Opinion: Yes, the welfare system does need a 'reset' - in favour of beneficiaries

  • Opinion
  • 24/02/2024

OPINION: I have lived in the borderlands between work, study and the benefit all my adult life.

Because of my disability, cerebral palsy, I receive a Supported Living Allowance, or the Invalids Benefit as it was called before.

I’ve studied for degrees in maths, computer science and theology, and am now working toward a PhD in the latter. At times, I have worked part-time and studied part-time.

Only once have I been on the benefit while neither working nor studying, which coincided with a severe bout of depression 15 years ago.

If I can say one thing about relying on a benefit, it’s that the Ministry of Social Development (MSD) does not make it easy for you.

And I fear that this week’s announcement of a “reset” of our welfare system, which will see beneficiaries closely monitored and sanctions more readily imposed, will only make things harder.

Last year, I found out that sanctions for beneficiaries were very much already in place. I left the country for three days to attend a conference in Sydney related to my studies, and because I’d forgotten to let the MSD know, my wife and I faced a total benefit loss.

This was an honest mistake, and thankfully it was able to be sorted out upon my return to New Zealand. But it was incredibly stressful to go from depending on money to suddenly losing it, and the experience served as a sobering reminder that one slip-up could result in the loss of my livelihood.

As a theology geek, I tend to find wisdom in obscure Biblical passages. And one apt piece of wisdom, traced to well over three millennia ago, is the command in Leviticus to use “fair scales” for selling grain. The principle is that when the scales are fair, both the seller and the purchaser can trust the deal.

Immanuel Koks
Immanuel Koks Photo credit: Immanuel Koks

In my view, the MSD scales are already weighted in the Government’s favour, and tightening up on sanctions will just make a difficult system more unjust.

In announcing the ‘welfare reset’, Social Development Minister Louise Upston said that, compared to when Labour came to power in 2017, “70,000 more people are on the Job Seeker benefit at the same time that we've seen a 58 per cent reduction in the use of sanctions.”
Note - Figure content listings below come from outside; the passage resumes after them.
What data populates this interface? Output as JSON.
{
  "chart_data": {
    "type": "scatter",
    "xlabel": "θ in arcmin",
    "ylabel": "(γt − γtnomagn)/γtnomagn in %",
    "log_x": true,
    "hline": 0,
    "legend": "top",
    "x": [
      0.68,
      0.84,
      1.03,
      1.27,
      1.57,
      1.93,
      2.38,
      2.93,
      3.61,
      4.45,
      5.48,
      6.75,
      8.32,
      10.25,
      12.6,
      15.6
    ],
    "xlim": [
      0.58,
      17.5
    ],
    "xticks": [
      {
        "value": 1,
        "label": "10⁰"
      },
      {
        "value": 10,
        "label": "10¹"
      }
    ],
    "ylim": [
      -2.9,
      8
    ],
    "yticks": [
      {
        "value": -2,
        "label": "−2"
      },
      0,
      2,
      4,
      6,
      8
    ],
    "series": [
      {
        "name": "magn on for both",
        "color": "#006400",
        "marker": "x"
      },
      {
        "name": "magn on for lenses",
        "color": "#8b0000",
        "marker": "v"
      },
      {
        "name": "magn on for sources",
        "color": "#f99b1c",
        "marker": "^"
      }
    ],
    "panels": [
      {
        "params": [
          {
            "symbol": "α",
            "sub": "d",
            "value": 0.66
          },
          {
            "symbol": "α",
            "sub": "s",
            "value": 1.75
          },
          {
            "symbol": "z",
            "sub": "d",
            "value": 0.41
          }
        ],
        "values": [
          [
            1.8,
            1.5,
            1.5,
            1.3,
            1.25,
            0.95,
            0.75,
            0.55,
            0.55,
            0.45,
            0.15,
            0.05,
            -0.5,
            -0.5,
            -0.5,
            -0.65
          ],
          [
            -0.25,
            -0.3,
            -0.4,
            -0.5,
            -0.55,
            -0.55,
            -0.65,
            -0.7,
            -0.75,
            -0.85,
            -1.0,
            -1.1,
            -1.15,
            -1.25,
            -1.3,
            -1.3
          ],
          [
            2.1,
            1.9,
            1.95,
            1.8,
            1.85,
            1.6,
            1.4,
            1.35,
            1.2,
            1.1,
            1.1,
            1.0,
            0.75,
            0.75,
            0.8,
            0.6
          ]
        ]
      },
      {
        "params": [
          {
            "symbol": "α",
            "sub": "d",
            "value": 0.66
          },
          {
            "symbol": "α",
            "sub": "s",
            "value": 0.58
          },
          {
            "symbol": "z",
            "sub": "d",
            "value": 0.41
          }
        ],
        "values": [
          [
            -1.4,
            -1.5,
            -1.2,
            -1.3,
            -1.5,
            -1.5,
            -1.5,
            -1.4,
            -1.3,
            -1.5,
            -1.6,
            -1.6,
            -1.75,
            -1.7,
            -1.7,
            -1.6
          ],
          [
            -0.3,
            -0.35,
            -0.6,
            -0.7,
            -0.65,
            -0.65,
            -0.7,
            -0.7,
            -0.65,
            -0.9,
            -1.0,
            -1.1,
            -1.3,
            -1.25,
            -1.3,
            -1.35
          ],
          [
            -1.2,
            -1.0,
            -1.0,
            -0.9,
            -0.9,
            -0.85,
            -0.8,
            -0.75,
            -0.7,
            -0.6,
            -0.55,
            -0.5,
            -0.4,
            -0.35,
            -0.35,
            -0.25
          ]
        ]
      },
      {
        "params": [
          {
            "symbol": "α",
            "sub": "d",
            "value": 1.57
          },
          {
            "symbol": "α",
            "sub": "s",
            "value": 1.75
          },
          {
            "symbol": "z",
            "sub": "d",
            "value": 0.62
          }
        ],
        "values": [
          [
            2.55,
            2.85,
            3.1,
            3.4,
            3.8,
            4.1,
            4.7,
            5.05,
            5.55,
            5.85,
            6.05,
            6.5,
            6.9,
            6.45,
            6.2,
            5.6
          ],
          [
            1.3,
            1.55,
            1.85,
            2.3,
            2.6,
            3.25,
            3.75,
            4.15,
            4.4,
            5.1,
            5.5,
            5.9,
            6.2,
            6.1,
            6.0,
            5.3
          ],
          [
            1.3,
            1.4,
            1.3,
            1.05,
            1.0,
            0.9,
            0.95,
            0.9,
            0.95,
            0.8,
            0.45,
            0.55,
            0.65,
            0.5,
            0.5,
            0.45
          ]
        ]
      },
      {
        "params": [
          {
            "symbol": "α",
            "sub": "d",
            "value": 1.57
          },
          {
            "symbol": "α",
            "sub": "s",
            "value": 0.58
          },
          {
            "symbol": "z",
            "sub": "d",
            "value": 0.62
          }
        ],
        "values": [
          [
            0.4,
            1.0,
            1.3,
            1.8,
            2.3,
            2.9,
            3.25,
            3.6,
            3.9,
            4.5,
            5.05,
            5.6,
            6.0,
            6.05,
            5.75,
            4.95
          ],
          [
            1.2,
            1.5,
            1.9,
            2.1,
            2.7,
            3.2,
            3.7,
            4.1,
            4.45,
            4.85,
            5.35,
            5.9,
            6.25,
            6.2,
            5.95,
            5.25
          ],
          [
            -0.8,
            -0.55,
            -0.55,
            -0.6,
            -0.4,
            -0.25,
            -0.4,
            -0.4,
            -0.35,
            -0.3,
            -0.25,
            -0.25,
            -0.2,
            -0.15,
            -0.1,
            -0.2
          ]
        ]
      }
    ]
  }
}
The impression this gives is that sanctions are a last resort – and that only those ready for work, but not attempting to find work or get training, are being targeted.

But if sanctions are the last resort, it makes no sense that they are the first measure deployed to reduce welfare dependence. The first step that should be taken is to make it easier to transition from the benefit to work or study.

One of the system’s strengths is that a person’s total income support comprises a bespoke set of main benefits and additional payments, like the accommodation supplement or disability allowance.

And yet, each part of the total benefit is means-tested at different rates and in different ways – and things get even more complicated if you receive Working for Families tax credits. 

Any responsible person starting a new job will ask what it will do to their weekly income. Good luck working that out if you are on a benefit.

If you’re lucky, the information you need to work it out might be buried deep in the MSD website. But then there is often ‘case manager discretion’, which clouds things further.

MSD’s systems are set up to work best for people who work on a weekly wage, because you need to declare income as weekly wages. If you work in the gig economy, where your income goes up and down weekly, your benefit will jump around with you. Every time it does, you must trust that MSD will work out the new rate correctly.

I don’t know how often I have been left scratching my head reading letters from MSD that say something like, ‘You declared that you and your wife earn X, so therefore, your weekly benefit will be Y per person’ – with no explanation of how they get to that number.

As an academic with a mathematics degree, working with numbers and reading wordy government letters shouldn’t faze me. But I have spent hours working my way backwards to try and understand, because the MSD never tells me what it has done to explain how they calculate my weekly benefit.

Showing the working should be among the most basic components of what they do.

If the Government wants to help people off benefits, the first step is to make the process to determine how income from work will affect your benefit as streamlined and straightforward as possible.

The second step is to ensure that overall, people are rewarded in their back pocket if they do the mahi to get work – and then, crucially, to make sure people are supported at work.

So my message to the Government is simple: If you are serious about getting people into work, clear the pathway through the borderlands between the benefit and work by making the system work for them.

If you don’t, then stop putting pressure on beneficiaries who find it too hard or too scary to get work. Perhaps they don’t know if they will be better off.

Immanuel Koks is a theologian and disability scholar. He is currently studying for a PhD.